Many USAID programs began in the aftermath of the Second Intifada and were
designed to prevent a return to such turbulence. Over the past 15 years,
security assistance programs have helped
build Palestinian security forces to supplant the semiofficial militias
that fueled violence during the Second Intifada. These Palestinian security
forces have effectively coordinated with the Israeli Army to combat terrorism in
the West Bank.
By
curtailing violence, raising standards of living and keeping children in school,
American assistance has contributed to a long period of relative calm, if not
peace. It is for this reason that Israeli officials have for years quietly
supported its continuation.
Anyone
who supports Israeli-Palestinian peace should hope for the success of Mr.

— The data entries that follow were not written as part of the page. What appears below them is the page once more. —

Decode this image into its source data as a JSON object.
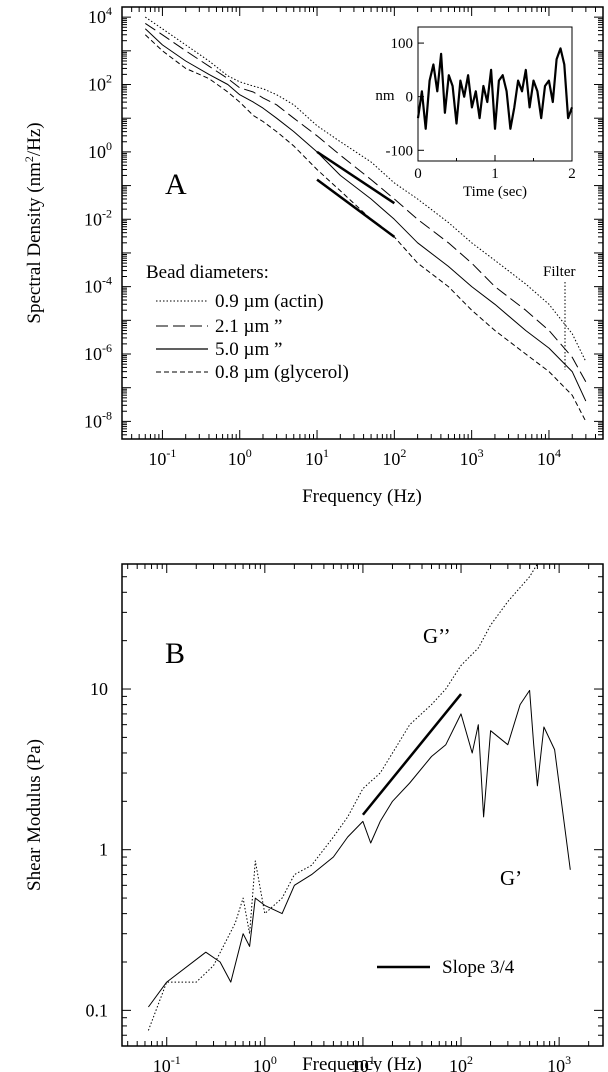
{
  "chart_data": [
    {
      "panel_label": "A",
      "type": "line",
      "xlabel": "Frequency (Hz)",
      "ylabel": "Spectral Density (nm²/Hz)",
      "ylabel_main": "Spectral Density (nm",
      "ylabel_sup": "2",
      "ylabel_end": "/Hz)",
      "xscale": "log",
      "yscale": "log",
      "xlim": [
        0.03,
        50000
      ],
      "ylim": [
        3e-09,
        20000
      ],
      "x_ticks": [
        {
          "mant": "10",
          "exp": "-1",
          "value": 0.1
        },
        {
          "mant": "10",
          "exp": "0",
          "value": 1
        },
        {
          "mant": "10",
          "exp": "1",
          "value": 10
        },
        {
          "mant": "10",
          "exp": "2",
          "value": 100
        },
        {
          "mant": "10",
          "exp": "3",
          "value": 1000
        },
        {
          "mant": "10",
          "exp": "4",
          "value": 10000
        }
      ],
      "y_ticks": [
        {
          "mant": "10",
          "exp": "4",
          "value": 10000
        },
        {
          "mant": "10",
          "exp": "2",
          "value": 100
        },
        {
          "mant": "10",
          "exp": "0",
          "value": 1
        },
        {
          "mant": "10",
          "exp": "-2",
          "value": 0.01
        },
        {
          "mant": "10",
          "exp": "-4",
          "value": 0.0001
        },
        {
          "mant": "10",
          "exp": "-6",
          "value": 1e-06
        },
        {
          "mant": "10",
          "exp": "-8",
          "value": 1e-08
        }
      ],
      "legend_title": "Bead diameters:",
      "legend_placement": "lower-left",
      "series": [
        {
          "name": "0.9 µm (actin)",
          "style": "dotted",
          "x": [
            0.06,
            0.1,
            0.2,
            0.4,
            0.7,
            1,
            1.5,
            2,
            3,
            5,
            10,
            20,
            50,
            100,
            200,
            500,
            1000,
            2000,
            5000,
            10000,
            20000,
            30000
          ],
          "y": [
            10000,
            4500,
            1500,
            500,
            180,
            120,
            90,
            75,
            50,
            25,
            6,
            2,
            0.5,
            0.12,
            0.04,
            0.008,
            0.002,
            0.0006,
            0.00012,
            3e-05,
            4e-06,
            6e-07
          ]
        },
        {
          "name": "2.1 µm   ”",
          "style": "long-dash",
          "x": [
            0.06,
            0.1,
            0.2,
            0.4,
            0.7,
            1,
            1.5,
            2,
            3,
            5,
            10,
            20,
            50,
            100,
            200,
            500,
            1000,
            2000,
            5000,
            10000,
            20000,
            30000
          ],
          "y": [
            6500,
            3000,
            1000,
            350,
            150,
            80,
            60,
            40,
            25,
            10,
            3,
            0.8,
            0.15,
            0.04,
            0.01,
            0.002,
            0.0005,
            0.0001,
            2e-05,
            5e-06,
            8e-07,
            1.5e-07
          ]
        },
        {
          "name": "5.0 µm   ”",
          "style": "solid",
          "x": [
            0.06,
            0.1,
            0.2,
            0.4,
            0.7,
            1,
            1.5,
            2,
            3,
            5,
            10,
            20,
            50,
            100,
            200,
            500,
            1000,
            2000,
            5000,
            10000,
            20000,
            30000
          ],
          "y": [
            4500,
            1500,
            500,
            200,
            100,
            50,
            30,
            20,
            10,
            4,
            1,
            0.2,
            0.04,
            0.01,
            0.002,
            0.0004,
            0.0001,
            3e-05,
            5e-06,
            1.5e-06,
            3e-07,
            4e-08
          ]
        },
        {
          "name": "0.8 µm (glycerol)",
          "style": "short-dash",
          "x": [
            0.06,
            0.1,
            0.2,
            0.4,
            0.7,
            1,
            1.5,
            2,
            3,
            5,
            10,
            20,
            50,
            100,
            200,
            500,
            1000,
            2000,
            5000,
            10000,
            20000,
            30000
          ],
          "y": [
            3000,
            1000,
            300,
            150,
            60,
            30,
            12,
            8,
            4,
            1.5,
            0.3,
            0.07,
            0.01,
            0.003,
            0.0005,
            0.0001,
            2e-05,
            5e-06,
            1e-06,
            3e-07,
            6e-08,
            1e-08
          ]
        }
      ],
      "slope_lines": [
        {
          "x": [
            10,
            100
          ],
          "y": [
            1,
            0.03
          ]
        },
        {
          "x": [
            10,
            100
          ],
          "y": [
            0.15,
            0.003
          ]
        }
      ],
      "annotations": [
        {
          "text": "Filter",
          "x": 20000
        }
      ],
      "inset": {
        "type": "line",
        "xlabel": "Time (sec)",
        "ylabel": "nm",
        "xlim": [
          0,
          2
        ],
        "ylim": [
          -120,
          130
        ],
        "x_ticks": [
          "0",
          "1",
          "2"
        ],
        "y_ticks": [
          "100",
          "0",
          "-100"
        ],
        "x": [
          0,
          0.05,
          0.1,
          0.15,
          0.2,
          0.25,
          0.3,
          0.35,
          0.4,
          0.45,
          0.5,
          0.55,
          0.6,
          0.65,
          0.7,
          0.75,
          0.8,
          0.85,
          0.9,
          0.95,
          1,
          1.05,
          1.1,
          1.15,
          1.2,
          1.25,
          1.3,
          1.35,
          1.4,
          1.45,
          1.5,
          1.55,
          1.6,
          1.65,
          1.7,
          1.75,
          1.8,
          1.85,
          1.9,
          1.95,
          2
        ],
        "y": [
          -40,
          10,
          -60,
          30,
          60,
          10,
          80,
          -30,
          40,
          20,
          -50,
          30,
          0,
          40,
          -20,
          10,
          -40,
          20,
          -10,
          50,
          -60,
          30,
          40,
          10,
          -60,
          -20,
          30,
          10,
          50,
          -20,
          30,
          10,
          -40,
          20,
          30,
          -10,
          70,
          90,
          60,
          -40,
          -20
        ]
      }
    },
    {
      "panel_label": "B",
      "type": "line",
      "xlabel": "Frequency (Hz)",
      "ylabel": "Shear Modulus (Pa)",
      "xscale": "log",
      "yscale": "log",
      "xlim": [
        0.035,
        2800
      ],
      "ylim": [
        0.06,
        60
      ],
      "x_ticks": [
        {
          "mant": "10",
          "exp": "-1",
          "value": 0.1
        },
        {
          "mant": "10",
          "exp": "0",
          "value": 1
        },
        {
          "mant": "10",
          "exp": "1",
          "value": 10
        },
        {
          "mant": "10",
          "exp": "2",
          "value": 100
        },
        {
          "mant": "10",
          "exp": "3",
          "value": 1000
        }
      ],
      "y_ticks": [
        {
          "label": "10",
          "value": 10
        },
        {
          "label": "1",
          "value": 1
        },
        {
          "label": "0.1",
          "value": 0.1
        }
      ],
      "series": [
        {
          "name": "G’’",
          "style": "dotted",
          "x": [
            0.065,
            0.1,
            0.2,
            0.3,
            0.5,
            0.6,
            0.7,
            0.8,
            1,
            1.5,
            2,
            3,
            5,
            7,
            10,
            15,
            20,
            30,
            50,
            70,
            100,
            150,
            200,
            300,
            500,
            600
          ],
          "y": [
            0.075,
            0.15,
            0.15,
            0.19,
            0.35,
            0.5,
            0.3,
            0.85,
            0.4,
            0.5,
            0.7,
            0.8,
            1.2,
            1.6,
            2.4,
            3,
            4,
            6,
            8,
            10,
            14,
            18,
            25,
            35,
            50,
            60
          ]
        },
        {
          "name": "G’",
          "style": "solid",
          "x": [
            0.065,
            0.1,
            0.25,
            0.35,
            0.45,
            0.6,
            0.7,
            0.8,
            1,
            1.5,
            2,
            3,
            5,
            7,
            10,
            12,
            15,
            20,
            30,
            50,
            70,
            100,
            130,
            150,
            170,
            200,
            300,
            400,
            500,
            550,
            600,
            700,
            900,
            1300
          ],
          "y": [
            0.105,
            0.15,
            0.23,
            0.2,
            0.15,
            0.3,
            0.25,
            0.5,
            0.45,
            0.4,
            0.6,
            0.7,
            0.9,
            1.2,
            1.5,
            1.1,
            1.5,
            2,
            2.6,
            3.8,
            4.5,
            7,
            4,
            6,
            1.6,
            5.5,
            4.5,
            8,
            9.8,
            4.5,
            2.5,
            5.8,
            4.2,
            0.75
          ]
        }
      ],
      "slope_lines": [
        {
          "x": [
            10,
            100
          ],
          "y": [
            1.65,
            9.3
          ]
        }
      ],
      "legend": {
        "label": "Slope 3/4",
        "placement": "lower-right"
      },
      "curve_labels": [
        "G’’",
        "G’"
      ]
    }
  ]
}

Trump’s plan. But peace will ultimately require more than the agreement of
leaders. It will require a Palestinian security force that can fend off those
determined to use violence to derail peace efforts, and a civil society that can
ensure that peace is not just a top-down proposition. Aid to the
Palestinians—conditional and coordinated with Israel—should be a part of
American policy. It could not only help President Trump’s plan succeed but
also ensure stability if peace efforts founder.